Надя не выдержала и съязвила:
— Нельзя ли все-таки оставить графиню в покое и работать попроворнее?
Парикмахерша посмотрела на Надю с таким удивлением, будто увидела перед собой пришелицу с другой планеты.
— Милочка, торопятся напротив, — огрызнулась она, указывая на здание пожарного депо. — А здесь заботятся об изяществе и красоте человека…
И принялась досказывать содержание прочитанного ею французского романа.
Надя пулей выскочила из парикмахерской и побежала в ателье за платьем. Приемщица аппетитно намазывала на белый хлеб печеночный паштет и запивала бутерброд чаем.
— Как мое платье, готово? — запыхавшись, спросила Надя.
— Какое платье? — пережевывая поджаристую корочку, спросила приемщица.
— Да я же утром забегала к вам. Обещали к трем часам дошить и отгладить, — чуть не плача проговорила Надя.
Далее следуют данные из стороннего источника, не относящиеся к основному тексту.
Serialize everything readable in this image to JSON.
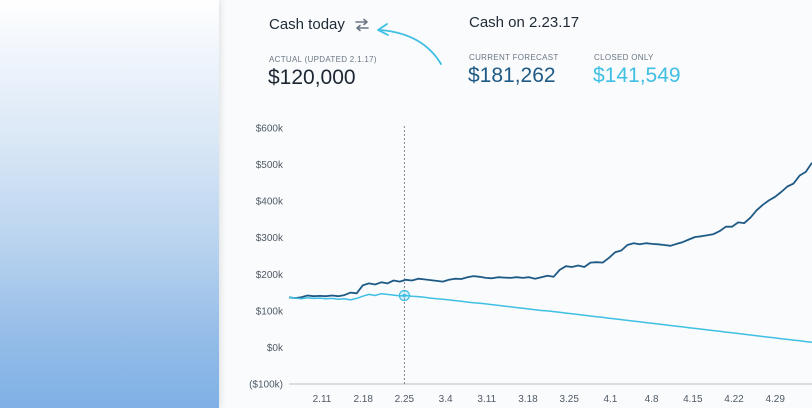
{
  "header": {
    "cash_today_title": "Cash today",
    "actual_label": "ACTUAL (UPDATED 2.1.17)",
    "actual_value": "$120,000",
    "cash_on_title": "Cash on 2.23.17",
    "forecast_label": "CURRENT FORECAST",
    "forecast_value": "$181,262",
    "closed_label": "CLOSED ONLY",
    "closed_value": "$141,549"
  },
  "icons": {
    "swap": "swap-arrows-icon",
    "annotation": "curved-arrow-icon"
  },
  "colors": {
    "forecast": "#1e5a86",
    "closed": "#3fbfe3",
    "marker": "#3fbfe3"
  },
  "chart_data": {
    "type": "line",
    "y_ticks": [
      "$600k",
      "$500k",
      "$400k",
      "$300k",
      "$200k",
      "$100k",
      "$0k",
      "($100k)"
    ],
    "ylim": [
      -100,
      600
    ],
    "x_ticks": [
      "2.11",
      "2.18",
      "2.25",
      "3.4",
      "3.11",
      "3.18",
      "3.25",
      "4.1",
      "4.8",
      "4.15",
      "4.22",
      "4.29"
    ],
    "marker_x": "2.25",
    "series": [
      {
        "key": "forecast",
        "x": [
          0,
          1,
          2,
          3,
          4,
          5,
          6,
          7,
          8,
          9,
          10,
          11,
          12,
          13,
          14,
          15,
          16,
          17,
          18,
          19,
          20,
          21,
          22,
          23,
          24,
          25,
          26,
          27,
          28,
          29,
          30,
          31,
          32,
          33,
          34,
          35,
          36,
          37,
          38,
          39,
          40,
          41,
          42,
          43,
          44,
          45,
          46,
          47,
          48,
          49,
          50,
          51,
          52,
          53,
          54,
          55,
          56,
          57,
          58,
          59,
          60,
          61,
          62,
          63,
          64,
          65,
          66,
          67,
          68,
          69,
          70,
          71,
          72,
          73,
          74,
          75,
          76,
          77,
          78,
          79,
          80,
          81,
          82,
          83,
          84,
          85
        ],
        "values": [
          137,
          135,
          137,
          142,
          140,
          141,
          140,
          142,
          140,
          143,
          150,
          148,
          170,
          175,
          172,
          178,
          175,
          183,
          180,
          185,
          183,
          188,
          186,
          184,
          182,
          180,
          185,
          188,
          187,
          192,
          195,
          193,
          190,
          189,
          192,
          191,
          190,
          192,
          190,
          192,
          188,
          192,
          196,
          193,
          212,
          222,
          220,
          224,
          220,
          232,
          233,
          232,
          245,
          260,
          265,
          280,
          285,
          282,
          285,
          283,
          282,
          280,
          278,
          283,
          288,
          295,
          302,
          304,
          307,
          310,
          318,
          330,
          330,
          342,
          340,
          355,
          375,
          390,
          402,
          412,
          425,
          440,
          448,
          470,
          480,
          505
        ]
      },
      {
        "key": "closed",
        "x": [
          0,
          1,
          2,
          3,
          4,
          5,
          6,
          7,
          8,
          9,
          10,
          11,
          12,
          13,
          14,
          15,
          16,
          17,
          18,
          19,
          20,
          21,
          22,
          23,
          24,
          25,
          26,
          27,
          28,
          29,
          30,
          31,
          32,
          33,
          34,
          35,
          36,
          37,
          38,
          39,
          40,
          41,
          42,
          43,
          44,
          45,
          46,
          47,
          48,
          49,
          50,
          51,
          52,
          53,
          54,
          55,
          56,
          57,
          58,
          59,
          60,
          61,
          62,
          63,
          64,
          65,
          66,
          67,
          68,
          69,
          70,
          71,
          72,
          73,
          74,
          75,
          76,
          77,
          78,
          79,
          80,
          81,
          82,
          83,
          84,
          85
        ],
        "values": [
          137,
          135,
          133,
          136,
          134,
          135,
          133,
          134,
          132,
          133,
          130,
          134,
          140,
          145,
          142,
          147,
          145,
          143,
          141,
          142,
          140,
          139,
          137,
          135,
          133,
          132,
          130,
          128,
          126,
          124,
          122,
          121,
          119,
          117,
          115,
          113,
          111,
          109,
          107,
          105,
          103,
          101,
          100,
          98,
          96,
          94,
          92,
          90,
          88,
          86,
          84,
          82,
          80,
          78,
          76,
          74,
          72,
          70,
          68,
          66,
          64,
          62,
          60,
          58,
          56,
          54,
          52,
          50,
          48,
          46,
          44,
          42,
          40,
          38,
          36,
          34,
          32,
          30,
          28,
          26,
          24,
          22,
          20,
          18,
          16,
          14
        ]
      }
    ]
  }
}
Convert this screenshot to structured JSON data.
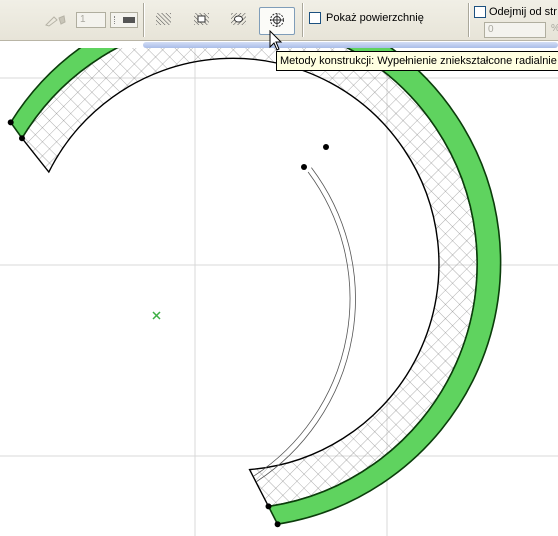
{
  "toolbar": {
    "pen_number": "1",
    "show_surface_label": "Pokaż powierzchnię",
    "subtract_label": "Odejmij od str",
    "subtract_value": "0",
    "percent_unit": "%"
  },
  "tooltip": {
    "text": "Metody konstrukcji: Wypełnienie zniekształcone radialnie"
  },
  "colors": {
    "fill_green": "#5fd35f",
    "selection_dot": "#000000",
    "center_mark": "#3cb043"
  }
}
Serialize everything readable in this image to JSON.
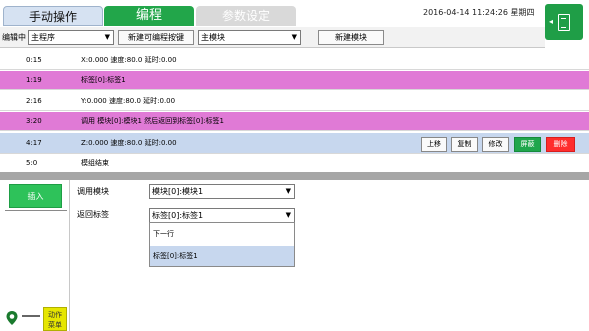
{
  "tabs": {
    "manual": "手动操作",
    "program": "编程",
    "params": "参数设定"
  },
  "status": {
    "datetime": "2016-04-14  11:24:26  星期四"
  },
  "toolbar": {
    "mode_label": "编辑中",
    "program_select": "主程序",
    "new_key_button": "新建可编程按键",
    "module_select": "主模块",
    "new_module_button": "新建模块"
  },
  "rows": [
    {
      "num": "0:15",
      "text": "X:0.000 速度:80.0 延时:0.00"
    },
    {
      "num": "1:19",
      "text": "标签[0]:标签1"
    },
    {
      "num": "2:16",
      "text": "Y:0.000 速度:80.0 延时:0.00"
    },
    {
      "num": "3:20",
      "text": "调用 模块[0]:模块1 然后返回到标签[0]:标签1"
    },
    {
      "num": "4:17",
      "text": "Z:0.000 速度:80.0 延时:0.00"
    },
    {
      "num": "5:0",
      "text": "模组结束"
    }
  ],
  "row_actions": {
    "up": "上移",
    "copy": "复制",
    "modify": "修改",
    "shield": "屏蔽",
    "delete": "删除"
  },
  "editor": {
    "insert_button": "插入",
    "call_module_label": "调用模块",
    "call_module_value": "模块[0]:模块1",
    "return_label_label": "返回标签",
    "return_label_value": "标签[0]:标签1",
    "dropdown_options": [
      "下一行",
      "标签[0]:标签1"
    ],
    "action_menu_line1": "动作",
    "action_menu_line2": "菜单"
  },
  "colors": {
    "accent_green": "#22a64a",
    "row_pink": "#e07ad6",
    "row_selected": "#c7d7ee",
    "delete_red": "#ff2d2d"
  },
  "icons": {
    "corner": "display-icon",
    "pin": "location-pin-icon"
  }
}
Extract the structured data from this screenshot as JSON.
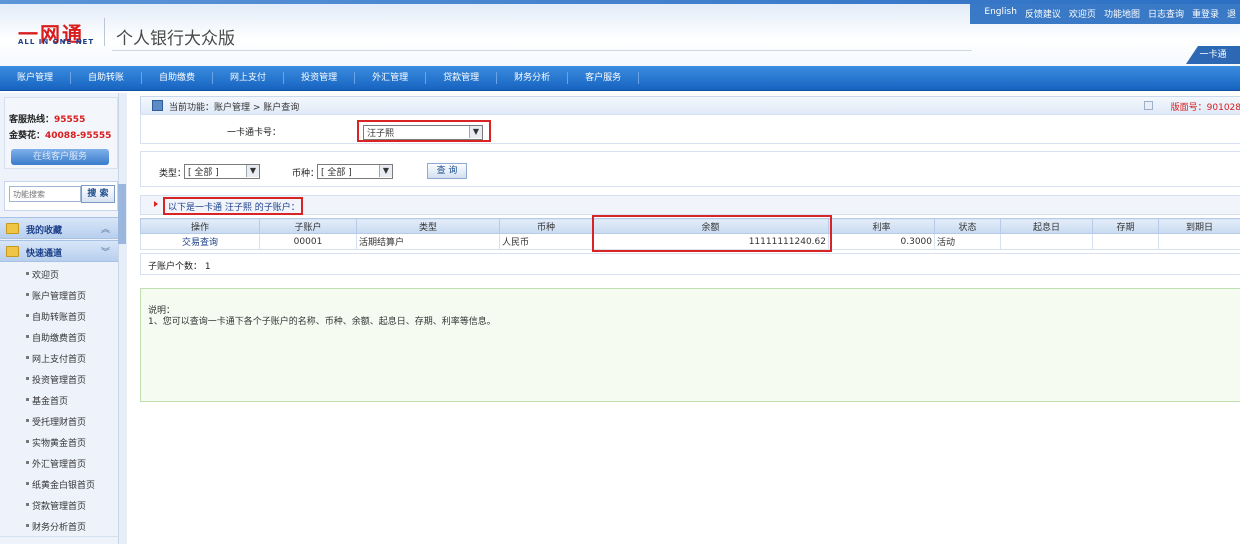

— Отшить-то отшили, а вот погладить не удалось. Из-за этого и воротничок не стали пришивать и пуговицы тоже. Все равно до понедельника ждать.
Надя почувствовала, что ей сейчас станет дурно. Она судорожно ухватилась за край стола.
— Ну, вы дайте мне платье-то, я как-нибудь сама, — еле пролепетала она.
Приемщица налила себе еще один стакан чаю.
— Выдать не могу, кладовая уже закрыта. Я и сама скоро уйду, вот только попью чайку и уйду. А у тебя что, именины завтра? Так ты перенеси их.
Этих слов Надя уже не слышала. Она брела к сапожнику за туфлями, к которым нужно было сделать новые набойки.
Сапожник, как говорят, не вязал лыка. Его крохотная мастерская была наполнена дурманящим запахом водки и чеснока. Надины туфли валялись под лавкой, куда он их сунул еще утром. Нервы Нади окончательно сдали.
— Как вы смеете! — вдруг истерично закричала она. — Вы же находитесь на работе! Люди доверяют вам свое имущество и время! — невольно повторила Надя слова, не раз слышанные от Николая Семеновича.
Представитель великой гильдии дратвы и шила пьяно ухмыльнулся.
— Время! Это истинно, деточка, сказала. Какое у нас сейчас время? Субботнее! Я его, можно сказать, пять суток ждал. Здесь сосет, — сапожник ткнул себя в живот, — а я жду! Как проклятый! А что касаемо работы, то еще наши деды говаривали: «Работа не волк…»
Надя проплакала все воскресенье. Она поняла, что с ней произошло: нашла коса на камень. То, что именно она, Надя Шершукова, столкнулась с людьми, которые ни во что не ставили чужие заботы, было справедливым наказанием. Так ей и надо.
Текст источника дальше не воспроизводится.